Our forces must break through them.
“Complexity at the top, simplicity at the bottom,” Arik declares, defining in a nutshell his philosophy of command. “A commander,” Sharon says, “may keep complicated schemes of battle in his head and among his staff, but when the orders reach the operational units, they must be so simple that a child can understand them. ‘Go here, do this.’ Nothing more complex.”
Sharon’s eyes light with a smile that I have seen no one resist. “Of course the Israeli soldier will make up his own mind and do whatever he wants. This is as it should be. The reason we will thrash the Egyptians is because they can’t do the same.

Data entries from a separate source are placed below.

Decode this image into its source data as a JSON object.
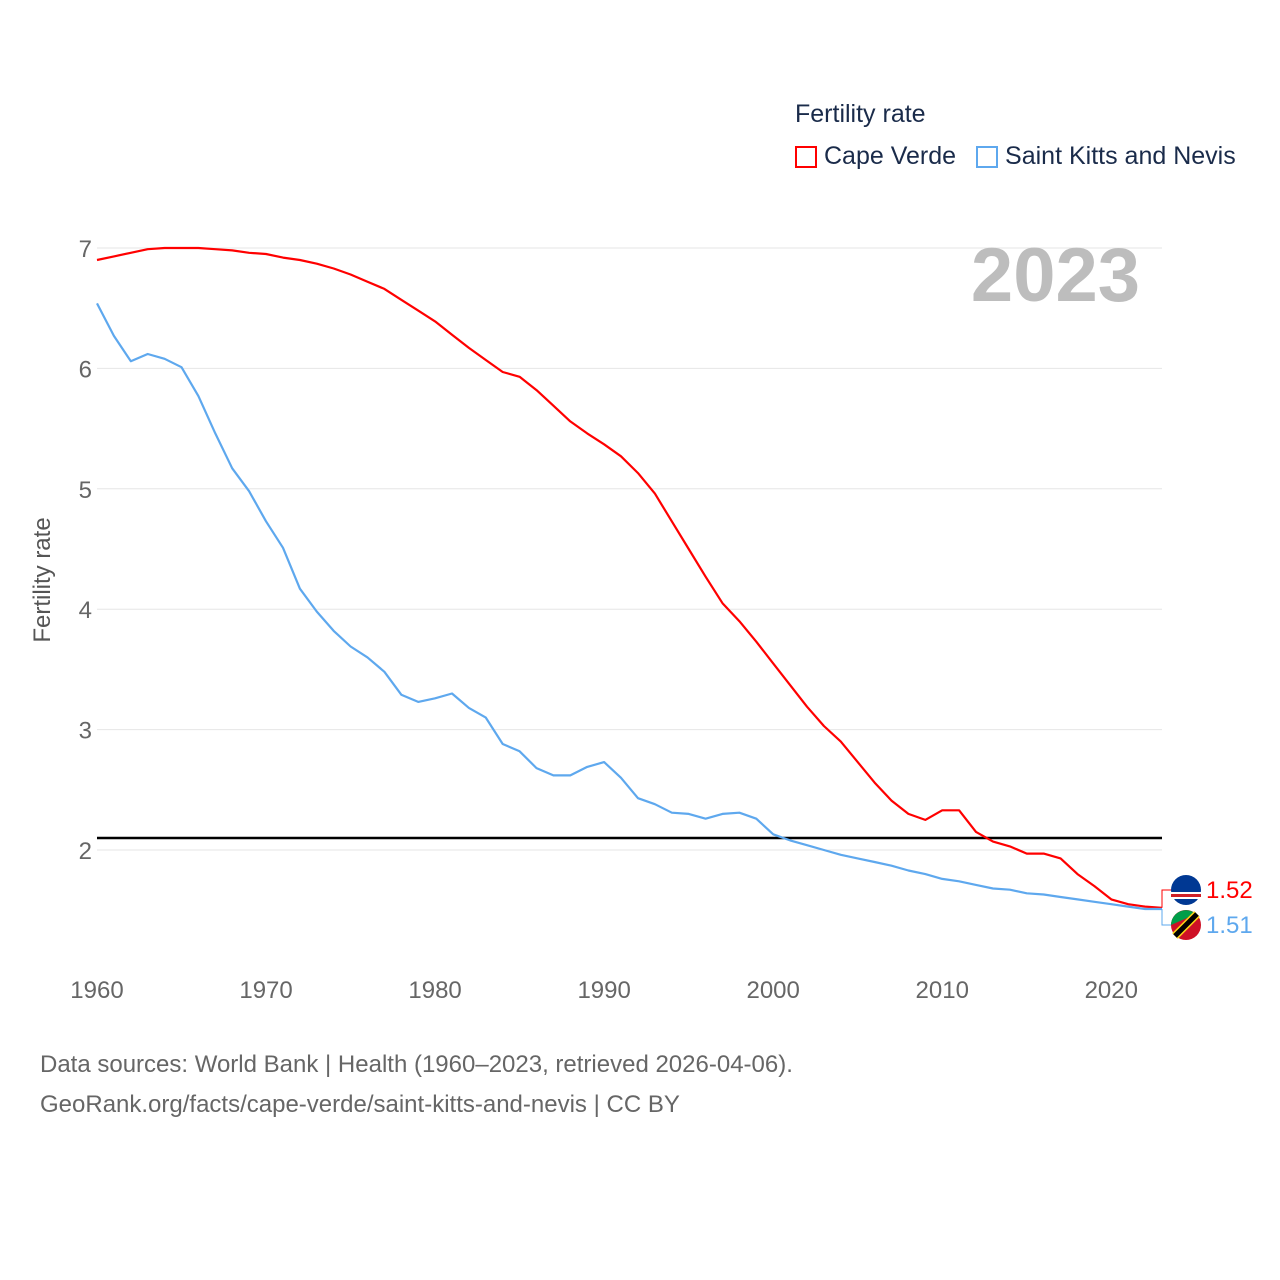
{
  "chart_data": {
    "type": "line",
    "title": "Fertility rate",
    "year_label": "2023",
    "ylabel": "Fertility rate",
    "xlabel": "",
    "xlim": [
      1960,
      2023
    ],
    "ylim": [
      1.5,
      7.1
    ],
    "x_ticks": [
      1960,
      1970,
      1980,
      1990,
      2000,
      2010,
      2020
    ],
    "y_ticks": [
      2,
      3,
      4,
      5,
      6,
      7
    ],
    "grid": true,
    "legend_position": "top-right",
    "reference_line": {
      "value": 2.1,
      "color": "#000000"
    },
    "x": [
      1960,
      1961,
      1962,
      1963,
      1964,
      1965,
      1966,
      1967,
      1968,
      1969,
      1970,
      1971,
      1972,
      1973,
      1974,
      1975,
      1976,
      1977,
      1978,
      1979,
      1980,
      1981,
      1982,
      1983,
      1984,
      1985,
      1986,
      1987,
      1988,
      1989,
      1990,
      1991,
      1992,
      1993,
      1994,
      1995,
      1996,
      1997,
      1998,
      1999,
      2000,
      2001,
      2002,
      2003,
      2004,
      2005,
      2006,
      2007,
      2008,
      2009,
      2010,
      2011,
      2012,
      2013,
      2014,
      2015,
      2016,
      2017,
      2018,
      2019,
      2020,
      2021,
      2022,
      2023
    ],
    "series": [
      {
        "name": "Cape Verde",
        "color": "#ff0000",
        "end_label": "1.52",
        "values": [
          6.9,
          6.93,
          6.96,
          6.99,
          7.0,
          7.0,
          7.0,
          6.99,
          6.98,
          6.96,
          6.95,
          6.92,
          6.9,
          6.87,
          6.83,
          6.78,
          6.72,
          6.66,
          6.57,
          6.48,
          6.39,
          6.28,
          6.17,
          6.07,
          5.97,
          5.93,
          5.82,
          5.69,
          5.56,
          5.46,
          5.37,
          5.27,
          5.13,
          4.96,
          4.73,
          4.5,
          4.27,
          4.05,
          3.9,
          3.73,
          3.55,
          3.37,
          3.19,
          3.03,
          2.9,
          2.73,
          2.56,
          2.41,
          2.3,
          2.25,
          2.33,
          2.33,
          2.15,
          2.07,
          2.03,
          1.97,
          1.97,
          1.93,
          1.8,
          1.7,
          1.59,
          1.55,
          1.53,
          1.52
        ]
      },
      {
        "name": "Saint Kitts and Nevis",
        "color": "#5ea8ee",
        "end_label": "1.51",
        "values": [
          6.54,
          6.27,
          6.06,
          6.12,
          6.08,
          6.01,
          5.77,
          5.46,
          5.17,
          4.98,
          4.73,
          4.51,
          4.17,
          3.98,
          3.82,
          3.69,
          3.6,
          3.48,
          3.29,
          3.23,
          3.26,
          3.3,
          3.18,
          3.1,
          2.88,
          2.82,
          2.68,
          2.62,
          2.62,
          2.69,
          2.73,
          2.6,
          2.43,
          2.38,
          2.31,
          2.3,
          2.26,
          2.3,
          2.31,
          2.26,
          2.13,
          2.08,
          2.04,
          2.0,
          1.96,
          1.93,
          1.9,
          1.87,
          1.83,
          1.8,
          1.76,
          1.74,
          1.71,
          1.68,
          1.67,
          1.64,
          1.63,
          1.61,
          1.59,
          1.57,
          1.55,
          1.53,
          1.51,
          1.51
        ]
      }
    ]
  },
  "source": {
    "line1": "Data sources: World Bank | Health (1960–2023, retrieved 2026-04-06).",
    "line2": "GeoRank.org/facts/cape-verde/saint-kitts-and-nevis | CC BY"
  }
}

They can’t improvise.”
The word balagan is Russian-derived Hebrew for “chaos.” The more I learn of the seeming disorder of this camp, the more I realize it is order within chaos.
This morning after stand-down I ride with a patrol toward Kusseima. Our jeeps draw up on a ridge across from ancient Kadesh Barnea. Here the children of Israel encamped, following the exodus from Egypt. Nasser’s 2nd Division is dug in across from us now. Through binoculars I can see the enemy’s armor in motion.
At night Dov drives me into Beersheba to file a report. A waitress at the officers’ club brings us coffee. I ask her what day it is. She smiles. “You’d be surprised how many people ask that same question.”